Apply least privilege and isolate sensitive work. Separate workspaces for sensitive and non-sensitive projects. For highly critical repositories, use a dedicated VS Code profile, separate operating system account, or even a distinct machine or virtual environment with a minimal, audited extension set.
Monitor outbound network activity from developer machines. Organizations should inspect egress traffic, flag unusual requests to unfamiliar domains, and leverage DLP (Data Loss Prevention) and EDR (Endpoint Detection and Response) tools to detect and block suspicious exfiltration patterns.
Define extension policies and train development teams. Establish internal policies governing which extensions and third-party tools are allowed, and conduct regular awareness training on the risks of malicious plugins—especially AI assistants and tools that require access to source code or credentials.

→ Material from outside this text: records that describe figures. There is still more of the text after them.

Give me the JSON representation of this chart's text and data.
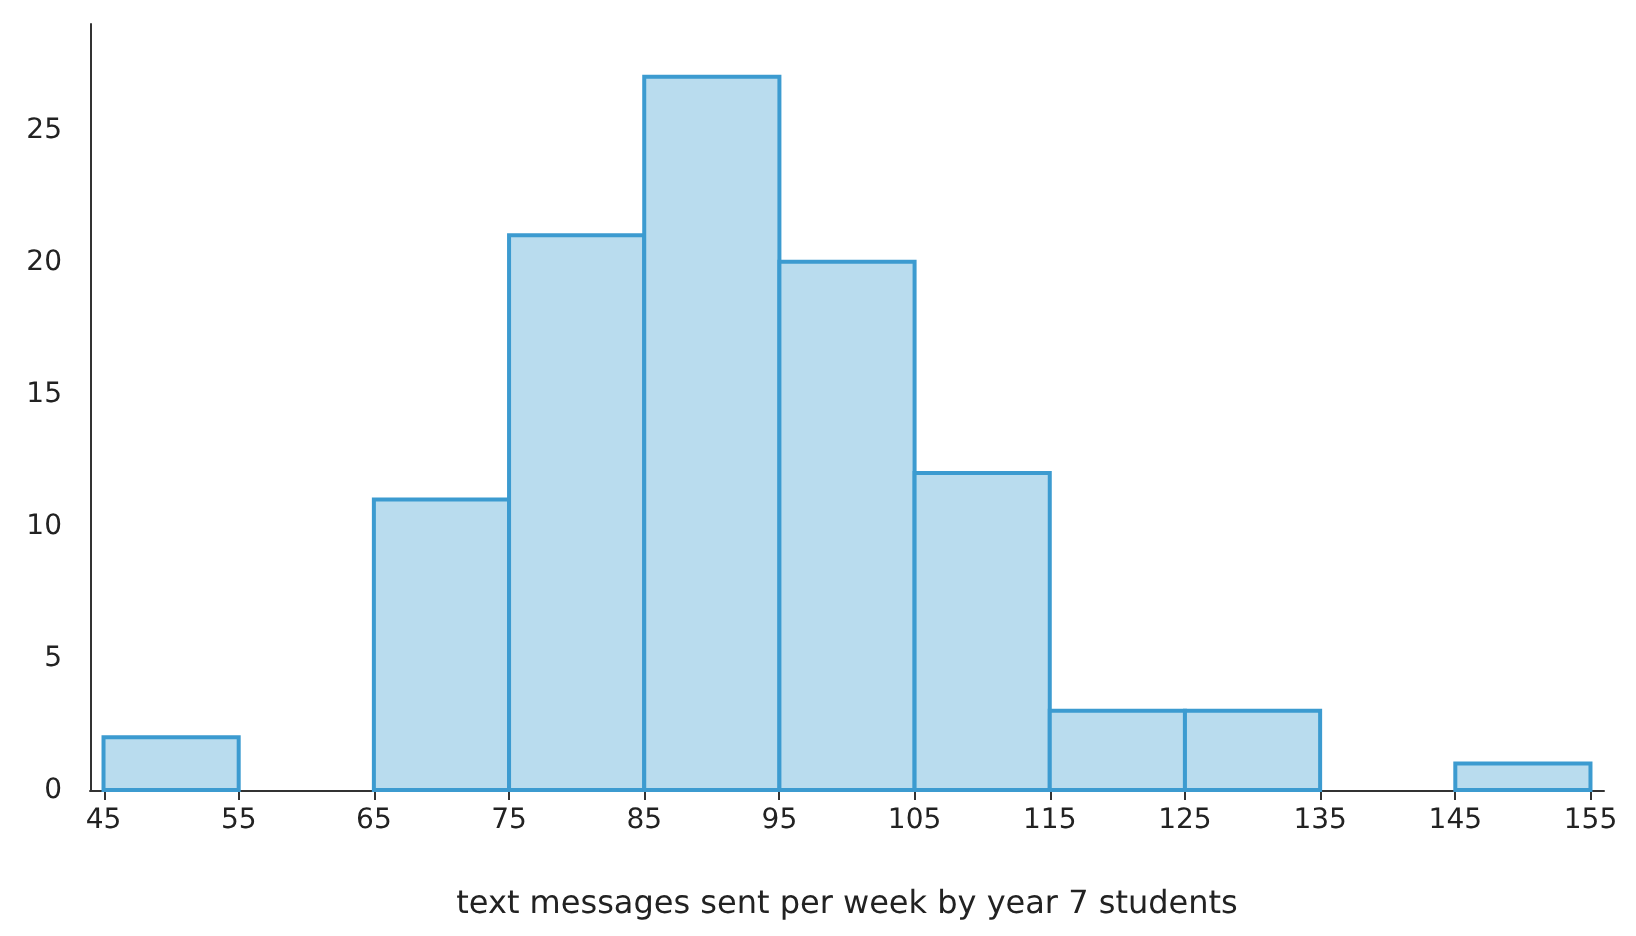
{
  "chart_data": {
    "type": "histogram",
    "xlabel": "text messages sent per week by year 7 students",
    "bins": [
      45,
      55,
      65,
      75,
      85,
      95,
      105,
      115,
      125,
      135,
      145,
      155
    ],
    "values": [
      2,
      0,
      11,
      21,
      27,
      20,
      12,
      3,
      3,
      0,
      1
    ],
    "color": "#b9dcee",
    "xlim": [
      44,
      156
    ],
    "xticks": [
      45,
      55,
      65,
      75,
      85,
      95,
      105,
      115,
      125,
      135,
      145,
      155
    ],
    "ylim": [
      0,
      29
    ],
    "yticks": [
      0,
      5,
      10,
      15,
      20,
      25
    ],
    "grid": false
  }
}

The MaliciousCorgi campaign illustrates how easily a seemingly useful AI assistant can conceal a fully functional espionage platform inside a development environment. Large installation numbers and subtle behavior make such threats particularly dangerous. Organizations and developers should reevaluate how much implicit trust is granted to VS Code extensions, enforce stricter controls over tooling, and prioritize protection of source code and secrets. Treating the IDE as a critical asset and hardening it accordingly will significantly raise the bar for attackers seeking to turn everyday development tools into channels for data theft.